Если мышцы – сила тела, если воля – мышцы души, то фантазия – мышцы таланта. И от того, развита ли фантазия или нет, зависит профессиональный уровень кинематографического писателя. Если он столь же органично овладел всеми навыками своей профессии, как хороший актер элементами Системы, если он проходит весь путь от творческого импульса к умозрительному видению целого настолько естественно, что технология сочинительства перестает быть трудоемкой, то все его внимание концентрируется только и исключительно на импровизационной разработке экранной жизни.
О доверии, или От знакомого к неведомому
Как-то давно мне рассказали такую театральную историю. В еще старом МХАТе ставили костюмную пьесу из испанской жизни. Константин Сергеевич дал задание артистам научиться носить плащи – весьма странную одежду, и для современного человека совсем непростую в обращении. Задание всех увлекло, было забавно не только подчинить себе этот своенравный большой кусок сукна, но и быть в нем импозантным, и пластичным, и, главное, естественным. Артисты предложили несколько вариантов «укрощения» плащей.
– Нет-нет… не то… – морщился Станиславский.
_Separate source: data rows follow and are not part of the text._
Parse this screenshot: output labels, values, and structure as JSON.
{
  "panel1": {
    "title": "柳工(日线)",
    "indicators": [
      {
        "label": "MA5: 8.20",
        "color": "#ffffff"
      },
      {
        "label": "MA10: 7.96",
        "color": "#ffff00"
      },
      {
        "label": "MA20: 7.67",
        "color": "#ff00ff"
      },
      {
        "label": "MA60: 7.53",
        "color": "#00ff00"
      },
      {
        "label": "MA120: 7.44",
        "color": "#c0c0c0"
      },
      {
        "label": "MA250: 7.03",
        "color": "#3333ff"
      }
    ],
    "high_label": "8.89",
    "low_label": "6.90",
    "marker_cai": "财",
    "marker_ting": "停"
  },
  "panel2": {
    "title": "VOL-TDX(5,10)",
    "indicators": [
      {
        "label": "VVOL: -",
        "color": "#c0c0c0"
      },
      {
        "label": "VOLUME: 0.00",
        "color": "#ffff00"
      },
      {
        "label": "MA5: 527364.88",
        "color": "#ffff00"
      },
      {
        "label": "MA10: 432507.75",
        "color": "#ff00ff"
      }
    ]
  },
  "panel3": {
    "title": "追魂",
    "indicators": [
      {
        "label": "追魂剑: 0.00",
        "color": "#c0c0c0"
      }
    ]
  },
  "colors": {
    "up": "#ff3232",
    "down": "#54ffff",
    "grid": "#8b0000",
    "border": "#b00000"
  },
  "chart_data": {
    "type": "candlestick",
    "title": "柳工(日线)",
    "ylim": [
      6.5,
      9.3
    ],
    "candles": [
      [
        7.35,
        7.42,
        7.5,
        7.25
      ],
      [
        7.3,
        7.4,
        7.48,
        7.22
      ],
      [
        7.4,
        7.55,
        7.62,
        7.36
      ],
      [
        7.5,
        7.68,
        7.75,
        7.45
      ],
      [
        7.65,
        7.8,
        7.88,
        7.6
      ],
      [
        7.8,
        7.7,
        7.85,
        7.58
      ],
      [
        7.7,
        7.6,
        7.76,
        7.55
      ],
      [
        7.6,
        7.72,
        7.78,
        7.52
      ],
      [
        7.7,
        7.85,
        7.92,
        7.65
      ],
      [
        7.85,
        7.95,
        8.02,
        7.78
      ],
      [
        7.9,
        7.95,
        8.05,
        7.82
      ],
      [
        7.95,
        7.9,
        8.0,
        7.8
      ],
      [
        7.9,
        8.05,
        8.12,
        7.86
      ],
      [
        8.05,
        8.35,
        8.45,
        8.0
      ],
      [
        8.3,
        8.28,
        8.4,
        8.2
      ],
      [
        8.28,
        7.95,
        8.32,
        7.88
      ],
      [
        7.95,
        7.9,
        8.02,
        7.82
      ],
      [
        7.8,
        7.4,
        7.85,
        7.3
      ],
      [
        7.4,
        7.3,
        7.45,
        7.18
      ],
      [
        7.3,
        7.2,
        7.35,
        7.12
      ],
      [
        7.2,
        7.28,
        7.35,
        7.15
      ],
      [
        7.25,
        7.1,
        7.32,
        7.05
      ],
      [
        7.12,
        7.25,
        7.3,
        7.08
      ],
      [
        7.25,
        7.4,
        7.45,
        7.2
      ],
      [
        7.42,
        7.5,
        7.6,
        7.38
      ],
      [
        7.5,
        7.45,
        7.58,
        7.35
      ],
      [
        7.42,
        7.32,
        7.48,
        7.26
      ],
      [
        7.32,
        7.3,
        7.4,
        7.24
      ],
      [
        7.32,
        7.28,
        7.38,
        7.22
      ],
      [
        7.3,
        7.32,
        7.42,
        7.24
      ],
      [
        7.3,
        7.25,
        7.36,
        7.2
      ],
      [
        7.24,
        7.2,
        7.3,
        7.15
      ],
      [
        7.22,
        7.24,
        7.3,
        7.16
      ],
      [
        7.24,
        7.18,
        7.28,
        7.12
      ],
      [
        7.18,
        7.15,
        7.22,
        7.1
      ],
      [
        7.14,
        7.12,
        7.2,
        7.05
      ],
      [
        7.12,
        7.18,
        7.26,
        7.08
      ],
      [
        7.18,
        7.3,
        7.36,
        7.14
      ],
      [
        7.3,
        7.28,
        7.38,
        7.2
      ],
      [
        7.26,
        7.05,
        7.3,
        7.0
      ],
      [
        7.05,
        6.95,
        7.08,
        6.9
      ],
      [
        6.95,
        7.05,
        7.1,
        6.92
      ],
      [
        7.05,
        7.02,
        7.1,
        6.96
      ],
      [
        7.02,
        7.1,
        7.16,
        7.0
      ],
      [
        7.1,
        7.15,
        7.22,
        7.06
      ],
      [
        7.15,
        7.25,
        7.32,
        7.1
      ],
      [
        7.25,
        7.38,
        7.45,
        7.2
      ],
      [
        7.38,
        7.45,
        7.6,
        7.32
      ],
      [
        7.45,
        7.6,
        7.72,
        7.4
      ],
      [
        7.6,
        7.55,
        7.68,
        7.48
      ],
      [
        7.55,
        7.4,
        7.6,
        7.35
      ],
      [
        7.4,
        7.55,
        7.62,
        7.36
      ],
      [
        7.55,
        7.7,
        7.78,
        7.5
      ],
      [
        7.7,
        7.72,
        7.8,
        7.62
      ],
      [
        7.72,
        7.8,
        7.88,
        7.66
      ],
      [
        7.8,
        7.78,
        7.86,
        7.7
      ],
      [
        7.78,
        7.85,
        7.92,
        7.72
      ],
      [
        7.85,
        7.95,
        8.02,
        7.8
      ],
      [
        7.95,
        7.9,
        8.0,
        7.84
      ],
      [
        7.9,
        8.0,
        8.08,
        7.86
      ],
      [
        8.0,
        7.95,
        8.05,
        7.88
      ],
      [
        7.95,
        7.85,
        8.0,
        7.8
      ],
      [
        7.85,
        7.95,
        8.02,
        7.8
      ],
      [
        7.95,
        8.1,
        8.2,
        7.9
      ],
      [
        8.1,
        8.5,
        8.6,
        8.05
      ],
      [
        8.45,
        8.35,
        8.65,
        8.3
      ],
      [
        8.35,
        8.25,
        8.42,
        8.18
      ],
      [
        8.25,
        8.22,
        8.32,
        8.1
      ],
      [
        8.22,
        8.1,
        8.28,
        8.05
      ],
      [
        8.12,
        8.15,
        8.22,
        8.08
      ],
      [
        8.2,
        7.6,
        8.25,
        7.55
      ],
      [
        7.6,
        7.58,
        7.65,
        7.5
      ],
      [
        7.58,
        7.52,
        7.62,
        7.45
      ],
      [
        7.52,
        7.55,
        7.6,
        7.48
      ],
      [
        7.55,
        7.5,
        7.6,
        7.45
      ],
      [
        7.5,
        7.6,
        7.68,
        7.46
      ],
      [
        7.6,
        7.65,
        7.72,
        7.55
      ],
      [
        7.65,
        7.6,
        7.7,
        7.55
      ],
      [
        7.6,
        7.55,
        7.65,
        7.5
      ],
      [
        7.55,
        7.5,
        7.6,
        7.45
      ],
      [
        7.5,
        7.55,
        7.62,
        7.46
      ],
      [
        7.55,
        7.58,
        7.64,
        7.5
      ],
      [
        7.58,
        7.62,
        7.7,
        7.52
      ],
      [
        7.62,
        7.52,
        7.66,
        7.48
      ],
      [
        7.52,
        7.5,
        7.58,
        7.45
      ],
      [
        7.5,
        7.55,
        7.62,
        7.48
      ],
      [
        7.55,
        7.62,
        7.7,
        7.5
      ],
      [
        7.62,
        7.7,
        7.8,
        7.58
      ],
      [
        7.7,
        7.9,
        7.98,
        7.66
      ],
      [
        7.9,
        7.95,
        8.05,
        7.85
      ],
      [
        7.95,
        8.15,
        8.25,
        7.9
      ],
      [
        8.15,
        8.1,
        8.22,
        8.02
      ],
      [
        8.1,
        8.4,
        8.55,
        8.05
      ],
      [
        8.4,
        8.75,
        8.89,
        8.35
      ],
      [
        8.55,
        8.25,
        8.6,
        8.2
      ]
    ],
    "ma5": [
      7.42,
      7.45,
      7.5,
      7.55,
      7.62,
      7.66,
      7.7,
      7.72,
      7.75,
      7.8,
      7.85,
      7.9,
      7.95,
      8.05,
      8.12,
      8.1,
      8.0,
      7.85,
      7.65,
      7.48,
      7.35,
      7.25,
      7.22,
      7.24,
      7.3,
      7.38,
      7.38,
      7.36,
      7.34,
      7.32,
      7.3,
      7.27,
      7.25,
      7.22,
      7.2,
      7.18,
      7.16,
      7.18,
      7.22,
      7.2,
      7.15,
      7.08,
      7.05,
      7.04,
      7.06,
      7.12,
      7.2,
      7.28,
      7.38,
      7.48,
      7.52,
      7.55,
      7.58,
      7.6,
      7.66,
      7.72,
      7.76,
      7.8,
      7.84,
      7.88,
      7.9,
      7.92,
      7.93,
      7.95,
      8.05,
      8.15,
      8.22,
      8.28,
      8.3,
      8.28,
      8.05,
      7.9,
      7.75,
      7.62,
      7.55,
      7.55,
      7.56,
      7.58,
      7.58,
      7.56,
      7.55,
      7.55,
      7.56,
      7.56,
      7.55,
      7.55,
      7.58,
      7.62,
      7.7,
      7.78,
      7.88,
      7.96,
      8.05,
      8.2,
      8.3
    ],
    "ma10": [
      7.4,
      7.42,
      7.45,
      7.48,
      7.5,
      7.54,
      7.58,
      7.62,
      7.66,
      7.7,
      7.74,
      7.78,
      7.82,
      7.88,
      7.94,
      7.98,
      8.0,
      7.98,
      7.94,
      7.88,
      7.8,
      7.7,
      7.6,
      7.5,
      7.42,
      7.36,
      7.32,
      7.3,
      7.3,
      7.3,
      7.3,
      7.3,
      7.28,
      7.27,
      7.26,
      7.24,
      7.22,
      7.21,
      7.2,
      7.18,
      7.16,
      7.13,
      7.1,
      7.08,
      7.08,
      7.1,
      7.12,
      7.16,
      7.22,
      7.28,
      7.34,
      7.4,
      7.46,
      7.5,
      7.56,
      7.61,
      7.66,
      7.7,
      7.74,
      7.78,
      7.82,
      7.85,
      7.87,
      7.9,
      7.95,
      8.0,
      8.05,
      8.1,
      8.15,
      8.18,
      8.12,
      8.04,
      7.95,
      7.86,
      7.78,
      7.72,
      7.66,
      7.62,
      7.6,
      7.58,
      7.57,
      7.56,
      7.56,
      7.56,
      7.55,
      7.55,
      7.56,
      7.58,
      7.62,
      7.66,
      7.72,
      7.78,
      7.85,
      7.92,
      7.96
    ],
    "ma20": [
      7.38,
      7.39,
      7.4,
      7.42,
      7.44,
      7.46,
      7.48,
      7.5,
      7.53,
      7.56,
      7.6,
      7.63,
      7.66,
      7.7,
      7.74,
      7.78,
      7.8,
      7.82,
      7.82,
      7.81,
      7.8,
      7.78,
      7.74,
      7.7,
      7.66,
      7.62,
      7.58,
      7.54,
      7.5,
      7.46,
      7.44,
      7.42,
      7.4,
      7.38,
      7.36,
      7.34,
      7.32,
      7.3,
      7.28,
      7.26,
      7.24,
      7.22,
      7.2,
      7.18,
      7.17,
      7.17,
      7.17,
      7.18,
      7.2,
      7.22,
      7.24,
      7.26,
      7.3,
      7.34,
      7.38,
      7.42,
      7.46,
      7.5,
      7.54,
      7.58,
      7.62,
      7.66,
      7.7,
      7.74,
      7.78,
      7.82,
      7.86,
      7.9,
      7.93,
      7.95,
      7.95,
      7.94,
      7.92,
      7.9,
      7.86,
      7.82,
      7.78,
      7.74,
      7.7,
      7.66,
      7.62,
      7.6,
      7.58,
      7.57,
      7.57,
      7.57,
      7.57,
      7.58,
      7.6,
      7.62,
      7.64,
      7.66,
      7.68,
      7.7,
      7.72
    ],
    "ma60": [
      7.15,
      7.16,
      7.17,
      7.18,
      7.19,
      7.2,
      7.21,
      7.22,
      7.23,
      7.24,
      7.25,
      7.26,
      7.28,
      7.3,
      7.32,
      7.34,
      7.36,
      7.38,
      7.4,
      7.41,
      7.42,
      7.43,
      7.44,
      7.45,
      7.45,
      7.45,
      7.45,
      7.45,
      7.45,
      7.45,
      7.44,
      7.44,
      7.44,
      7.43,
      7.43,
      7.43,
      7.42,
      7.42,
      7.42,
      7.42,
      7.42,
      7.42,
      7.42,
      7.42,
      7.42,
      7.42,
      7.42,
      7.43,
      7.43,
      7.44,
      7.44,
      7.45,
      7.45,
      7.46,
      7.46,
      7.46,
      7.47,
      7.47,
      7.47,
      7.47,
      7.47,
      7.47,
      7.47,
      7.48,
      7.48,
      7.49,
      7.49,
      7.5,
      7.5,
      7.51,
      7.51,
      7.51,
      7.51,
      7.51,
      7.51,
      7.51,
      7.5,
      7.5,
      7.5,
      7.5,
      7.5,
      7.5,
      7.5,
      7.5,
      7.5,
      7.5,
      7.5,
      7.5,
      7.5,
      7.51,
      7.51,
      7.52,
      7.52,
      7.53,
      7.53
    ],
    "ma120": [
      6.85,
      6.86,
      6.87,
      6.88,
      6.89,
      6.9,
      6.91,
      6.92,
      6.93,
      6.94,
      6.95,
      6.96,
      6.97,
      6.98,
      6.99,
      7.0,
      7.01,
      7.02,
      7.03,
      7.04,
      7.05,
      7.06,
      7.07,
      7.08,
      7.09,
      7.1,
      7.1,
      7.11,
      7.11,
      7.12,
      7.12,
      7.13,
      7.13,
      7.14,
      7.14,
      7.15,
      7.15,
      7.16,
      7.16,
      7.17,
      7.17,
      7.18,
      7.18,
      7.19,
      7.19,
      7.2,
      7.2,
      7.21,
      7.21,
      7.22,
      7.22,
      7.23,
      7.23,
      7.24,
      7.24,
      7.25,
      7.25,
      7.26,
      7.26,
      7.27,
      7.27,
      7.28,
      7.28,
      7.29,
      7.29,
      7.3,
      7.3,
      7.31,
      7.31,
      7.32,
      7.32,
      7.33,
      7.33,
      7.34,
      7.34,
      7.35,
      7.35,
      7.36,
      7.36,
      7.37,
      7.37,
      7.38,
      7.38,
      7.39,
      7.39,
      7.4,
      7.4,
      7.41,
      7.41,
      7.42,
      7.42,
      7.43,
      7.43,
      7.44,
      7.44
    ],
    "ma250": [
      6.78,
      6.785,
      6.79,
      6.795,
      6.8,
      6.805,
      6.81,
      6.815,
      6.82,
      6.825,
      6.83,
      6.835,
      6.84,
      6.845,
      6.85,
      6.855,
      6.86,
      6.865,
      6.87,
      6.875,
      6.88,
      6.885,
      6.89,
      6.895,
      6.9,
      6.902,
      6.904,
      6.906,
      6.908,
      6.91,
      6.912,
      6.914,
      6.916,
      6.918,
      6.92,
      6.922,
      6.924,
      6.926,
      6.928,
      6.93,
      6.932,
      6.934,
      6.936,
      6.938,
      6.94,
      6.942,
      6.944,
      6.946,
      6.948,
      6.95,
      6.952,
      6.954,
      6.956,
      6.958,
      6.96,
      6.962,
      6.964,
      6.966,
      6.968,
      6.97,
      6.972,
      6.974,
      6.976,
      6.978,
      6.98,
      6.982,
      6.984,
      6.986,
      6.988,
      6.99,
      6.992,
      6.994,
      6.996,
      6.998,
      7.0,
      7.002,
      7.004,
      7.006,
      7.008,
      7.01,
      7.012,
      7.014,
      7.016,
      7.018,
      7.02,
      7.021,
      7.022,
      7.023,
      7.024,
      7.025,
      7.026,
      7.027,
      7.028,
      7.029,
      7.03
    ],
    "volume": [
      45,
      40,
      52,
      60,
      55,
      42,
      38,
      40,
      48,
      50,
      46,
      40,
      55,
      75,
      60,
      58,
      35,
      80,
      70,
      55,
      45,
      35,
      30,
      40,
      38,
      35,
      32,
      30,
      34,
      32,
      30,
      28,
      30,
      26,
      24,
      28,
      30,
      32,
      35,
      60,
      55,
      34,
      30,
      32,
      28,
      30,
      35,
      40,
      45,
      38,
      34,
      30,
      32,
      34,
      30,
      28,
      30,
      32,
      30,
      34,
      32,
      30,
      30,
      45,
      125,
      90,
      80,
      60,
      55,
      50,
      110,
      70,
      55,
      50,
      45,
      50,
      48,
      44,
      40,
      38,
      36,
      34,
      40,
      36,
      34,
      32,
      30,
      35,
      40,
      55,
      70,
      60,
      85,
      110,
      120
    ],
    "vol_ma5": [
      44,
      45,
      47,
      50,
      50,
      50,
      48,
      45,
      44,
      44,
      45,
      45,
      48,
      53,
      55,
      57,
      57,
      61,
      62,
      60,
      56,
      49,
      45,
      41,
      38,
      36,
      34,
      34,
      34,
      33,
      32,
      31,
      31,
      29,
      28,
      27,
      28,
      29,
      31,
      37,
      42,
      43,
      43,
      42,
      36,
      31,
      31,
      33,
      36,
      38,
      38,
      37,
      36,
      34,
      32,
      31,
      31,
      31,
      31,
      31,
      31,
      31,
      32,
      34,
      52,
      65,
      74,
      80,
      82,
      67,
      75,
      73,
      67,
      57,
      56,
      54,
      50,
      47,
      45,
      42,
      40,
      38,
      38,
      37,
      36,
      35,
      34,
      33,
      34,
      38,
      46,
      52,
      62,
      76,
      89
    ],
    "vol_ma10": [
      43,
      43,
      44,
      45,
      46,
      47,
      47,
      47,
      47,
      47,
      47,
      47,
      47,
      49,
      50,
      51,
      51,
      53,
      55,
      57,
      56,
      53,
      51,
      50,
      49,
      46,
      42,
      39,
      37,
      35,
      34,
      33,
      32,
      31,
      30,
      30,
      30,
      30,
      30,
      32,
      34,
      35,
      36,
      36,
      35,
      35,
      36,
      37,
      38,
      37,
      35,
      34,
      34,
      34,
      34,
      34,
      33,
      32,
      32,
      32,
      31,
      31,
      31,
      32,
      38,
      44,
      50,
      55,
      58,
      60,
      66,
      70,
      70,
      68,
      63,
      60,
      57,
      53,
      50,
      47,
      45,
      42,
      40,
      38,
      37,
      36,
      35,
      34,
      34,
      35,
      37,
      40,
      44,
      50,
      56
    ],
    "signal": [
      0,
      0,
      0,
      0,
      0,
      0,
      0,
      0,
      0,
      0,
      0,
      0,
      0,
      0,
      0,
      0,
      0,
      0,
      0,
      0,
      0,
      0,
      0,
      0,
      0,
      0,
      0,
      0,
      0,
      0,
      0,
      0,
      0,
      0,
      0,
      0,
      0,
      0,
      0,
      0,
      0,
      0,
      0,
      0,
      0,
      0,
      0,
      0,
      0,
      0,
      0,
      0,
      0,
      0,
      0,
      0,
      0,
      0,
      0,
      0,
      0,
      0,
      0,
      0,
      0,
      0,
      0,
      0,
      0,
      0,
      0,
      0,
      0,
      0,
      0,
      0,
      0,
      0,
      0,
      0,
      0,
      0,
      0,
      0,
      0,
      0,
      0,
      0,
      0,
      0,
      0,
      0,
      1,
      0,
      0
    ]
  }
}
Потом он вдруг вскочил со своего режиссерского кресла, вбежал на сцену, попросил у кого-то плащ и безапелляционно заявил: – В Испании в семнадцатом веке плащи носили так!
И показал.
Ну, раз так, так так, и все стали тренироваться носить плащи по Станиславскому, который, видно, только нынче утром вернулся из какой-нибудь Кордовы XVII века и всласть наносился там всевозможных плащей…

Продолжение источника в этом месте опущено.